I remember Najdat showing the promo of “Whatever you possess” to a Danish non Arabic speaking audience in Copenhagen. The results was amazing, as people could understand -through the powerful visual language – the story he wants to tell, maybe much more universal than as it looks at a first glance.
During the past few years, Najdat Anzour has smartly dedicated his career at “universal” issues that are of Westerners` and Arabs` common concerns, I.e. terrorism, relations between religions, issues like the Danish cartoon controversy. I`ve always found this very interesting but I have to say that I`m happy to see “Whatever you possess” focusing on Syrian society, debating about it, pointing out at its problems.
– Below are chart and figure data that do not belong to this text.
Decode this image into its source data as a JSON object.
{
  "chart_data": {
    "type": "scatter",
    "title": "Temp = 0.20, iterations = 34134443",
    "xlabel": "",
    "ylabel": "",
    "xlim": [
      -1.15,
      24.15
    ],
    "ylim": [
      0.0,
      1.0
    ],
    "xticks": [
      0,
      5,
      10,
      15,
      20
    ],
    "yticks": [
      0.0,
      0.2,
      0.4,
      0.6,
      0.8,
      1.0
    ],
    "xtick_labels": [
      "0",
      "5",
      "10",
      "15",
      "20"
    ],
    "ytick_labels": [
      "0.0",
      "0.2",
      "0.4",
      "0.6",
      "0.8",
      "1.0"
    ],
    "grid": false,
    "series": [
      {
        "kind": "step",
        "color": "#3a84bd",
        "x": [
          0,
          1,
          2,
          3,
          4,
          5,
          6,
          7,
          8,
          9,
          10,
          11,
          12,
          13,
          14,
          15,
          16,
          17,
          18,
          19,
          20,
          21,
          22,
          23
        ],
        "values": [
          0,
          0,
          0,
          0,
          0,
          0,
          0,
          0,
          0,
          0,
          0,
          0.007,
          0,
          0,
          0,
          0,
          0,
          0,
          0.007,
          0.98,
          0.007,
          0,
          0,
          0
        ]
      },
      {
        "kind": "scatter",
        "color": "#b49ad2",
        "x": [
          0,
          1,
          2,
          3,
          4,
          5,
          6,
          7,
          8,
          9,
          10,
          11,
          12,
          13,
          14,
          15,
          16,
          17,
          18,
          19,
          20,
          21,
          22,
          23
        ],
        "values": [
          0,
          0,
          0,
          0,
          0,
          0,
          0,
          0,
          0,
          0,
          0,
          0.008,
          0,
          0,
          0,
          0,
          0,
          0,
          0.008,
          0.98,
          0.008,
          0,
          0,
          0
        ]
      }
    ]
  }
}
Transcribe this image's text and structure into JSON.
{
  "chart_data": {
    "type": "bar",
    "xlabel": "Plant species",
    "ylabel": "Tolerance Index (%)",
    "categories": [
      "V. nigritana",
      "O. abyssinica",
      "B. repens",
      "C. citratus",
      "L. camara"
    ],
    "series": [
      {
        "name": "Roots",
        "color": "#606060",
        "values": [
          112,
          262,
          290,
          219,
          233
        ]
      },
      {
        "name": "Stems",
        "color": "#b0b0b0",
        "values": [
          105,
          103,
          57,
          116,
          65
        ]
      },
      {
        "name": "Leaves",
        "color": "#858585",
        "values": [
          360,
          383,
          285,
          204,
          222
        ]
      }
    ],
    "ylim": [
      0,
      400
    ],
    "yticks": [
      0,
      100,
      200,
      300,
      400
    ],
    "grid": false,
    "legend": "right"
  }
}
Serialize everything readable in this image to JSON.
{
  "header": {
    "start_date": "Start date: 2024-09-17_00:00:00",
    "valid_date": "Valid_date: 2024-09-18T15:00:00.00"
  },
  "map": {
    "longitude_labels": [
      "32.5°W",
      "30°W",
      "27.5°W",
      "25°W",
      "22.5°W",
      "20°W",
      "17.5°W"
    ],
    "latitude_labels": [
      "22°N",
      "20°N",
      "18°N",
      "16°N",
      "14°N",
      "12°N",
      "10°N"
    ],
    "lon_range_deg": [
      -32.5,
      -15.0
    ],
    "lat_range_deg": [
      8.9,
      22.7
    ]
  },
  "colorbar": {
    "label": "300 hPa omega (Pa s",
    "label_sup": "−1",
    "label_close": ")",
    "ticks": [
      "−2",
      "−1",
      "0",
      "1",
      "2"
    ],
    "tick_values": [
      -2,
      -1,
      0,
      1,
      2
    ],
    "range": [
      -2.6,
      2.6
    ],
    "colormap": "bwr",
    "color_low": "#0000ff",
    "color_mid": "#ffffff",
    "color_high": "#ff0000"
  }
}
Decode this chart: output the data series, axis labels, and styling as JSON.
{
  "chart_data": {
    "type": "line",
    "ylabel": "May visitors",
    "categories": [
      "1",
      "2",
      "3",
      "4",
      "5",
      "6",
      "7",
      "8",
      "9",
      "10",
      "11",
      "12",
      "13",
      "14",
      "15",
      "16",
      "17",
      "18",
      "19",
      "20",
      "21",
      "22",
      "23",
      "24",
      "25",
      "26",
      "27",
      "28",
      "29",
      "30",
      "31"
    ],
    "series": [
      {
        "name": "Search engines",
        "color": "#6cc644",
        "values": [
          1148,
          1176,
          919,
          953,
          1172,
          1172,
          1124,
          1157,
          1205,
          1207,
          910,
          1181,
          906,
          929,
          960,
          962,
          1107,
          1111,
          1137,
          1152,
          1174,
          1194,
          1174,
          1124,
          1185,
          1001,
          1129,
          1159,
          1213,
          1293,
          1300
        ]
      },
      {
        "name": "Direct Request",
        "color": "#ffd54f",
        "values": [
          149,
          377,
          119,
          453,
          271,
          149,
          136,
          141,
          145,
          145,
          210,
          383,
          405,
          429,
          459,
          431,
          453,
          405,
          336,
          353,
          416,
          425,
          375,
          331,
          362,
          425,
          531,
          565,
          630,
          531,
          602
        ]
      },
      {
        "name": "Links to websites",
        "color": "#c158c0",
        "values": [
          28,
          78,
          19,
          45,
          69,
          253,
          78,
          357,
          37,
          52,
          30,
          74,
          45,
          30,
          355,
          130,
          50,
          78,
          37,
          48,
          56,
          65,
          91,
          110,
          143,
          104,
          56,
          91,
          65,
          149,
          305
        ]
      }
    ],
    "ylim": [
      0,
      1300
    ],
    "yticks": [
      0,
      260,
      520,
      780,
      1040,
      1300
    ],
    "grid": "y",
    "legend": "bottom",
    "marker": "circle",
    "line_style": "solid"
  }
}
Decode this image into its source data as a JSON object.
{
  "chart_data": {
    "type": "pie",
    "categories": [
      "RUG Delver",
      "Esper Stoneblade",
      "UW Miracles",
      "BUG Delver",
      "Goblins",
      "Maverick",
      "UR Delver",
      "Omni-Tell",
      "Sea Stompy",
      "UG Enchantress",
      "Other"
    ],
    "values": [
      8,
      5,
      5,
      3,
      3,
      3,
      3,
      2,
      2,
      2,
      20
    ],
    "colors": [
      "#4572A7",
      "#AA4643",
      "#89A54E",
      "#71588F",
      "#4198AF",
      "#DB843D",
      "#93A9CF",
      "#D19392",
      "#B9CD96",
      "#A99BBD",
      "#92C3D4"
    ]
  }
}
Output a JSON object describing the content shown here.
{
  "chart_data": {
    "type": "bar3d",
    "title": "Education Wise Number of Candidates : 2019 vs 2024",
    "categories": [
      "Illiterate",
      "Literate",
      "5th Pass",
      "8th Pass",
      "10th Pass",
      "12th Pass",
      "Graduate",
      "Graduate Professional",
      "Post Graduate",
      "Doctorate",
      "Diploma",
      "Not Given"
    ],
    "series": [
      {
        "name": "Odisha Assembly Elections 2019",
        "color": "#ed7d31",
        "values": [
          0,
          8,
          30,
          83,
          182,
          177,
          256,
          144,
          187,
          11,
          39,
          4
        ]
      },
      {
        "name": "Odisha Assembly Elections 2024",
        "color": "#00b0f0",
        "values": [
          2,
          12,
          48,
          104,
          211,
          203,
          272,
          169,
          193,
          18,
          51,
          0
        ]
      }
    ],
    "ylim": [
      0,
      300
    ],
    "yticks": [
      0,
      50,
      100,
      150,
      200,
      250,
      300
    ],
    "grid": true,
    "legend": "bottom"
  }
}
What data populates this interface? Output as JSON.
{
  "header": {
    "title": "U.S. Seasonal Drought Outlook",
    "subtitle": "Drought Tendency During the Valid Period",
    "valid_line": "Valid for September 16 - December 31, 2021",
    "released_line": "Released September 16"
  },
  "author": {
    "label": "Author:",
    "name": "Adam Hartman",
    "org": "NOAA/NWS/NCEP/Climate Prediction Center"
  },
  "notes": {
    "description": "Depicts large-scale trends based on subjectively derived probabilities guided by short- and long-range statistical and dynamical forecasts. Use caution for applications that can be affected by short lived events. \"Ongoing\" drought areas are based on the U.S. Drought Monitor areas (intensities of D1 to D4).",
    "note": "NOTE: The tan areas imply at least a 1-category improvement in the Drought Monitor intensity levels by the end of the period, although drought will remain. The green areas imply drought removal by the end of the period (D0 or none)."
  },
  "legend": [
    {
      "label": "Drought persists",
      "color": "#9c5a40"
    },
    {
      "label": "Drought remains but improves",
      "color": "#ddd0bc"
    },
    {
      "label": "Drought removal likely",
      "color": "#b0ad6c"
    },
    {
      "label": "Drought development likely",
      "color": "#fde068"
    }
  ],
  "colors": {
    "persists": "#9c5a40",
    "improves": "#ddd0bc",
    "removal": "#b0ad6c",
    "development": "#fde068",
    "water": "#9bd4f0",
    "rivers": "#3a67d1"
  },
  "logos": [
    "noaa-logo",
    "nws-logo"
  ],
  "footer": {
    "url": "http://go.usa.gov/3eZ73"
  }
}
Being more local he has probably become more universal, and even more understandable by us Westerners, even the non Arabic speakers, as those folks in Copenhagen. There is a lot of criticism in Syria in respect to this kind of “Syrian neorealism” featuring all the problems and the contradictions of the Syrian society on Regional TV screens, moreover during the holy month of Ramadan. People say those fictions don`t offer any solution for social change, just portray the bad side of a society. However, I think that through TV works as the latest Anzour`s, people could at least become conscious of some issues and realize they do exist, instead of using TV just as a way to escape in an imagery past that existed once or probably never existed.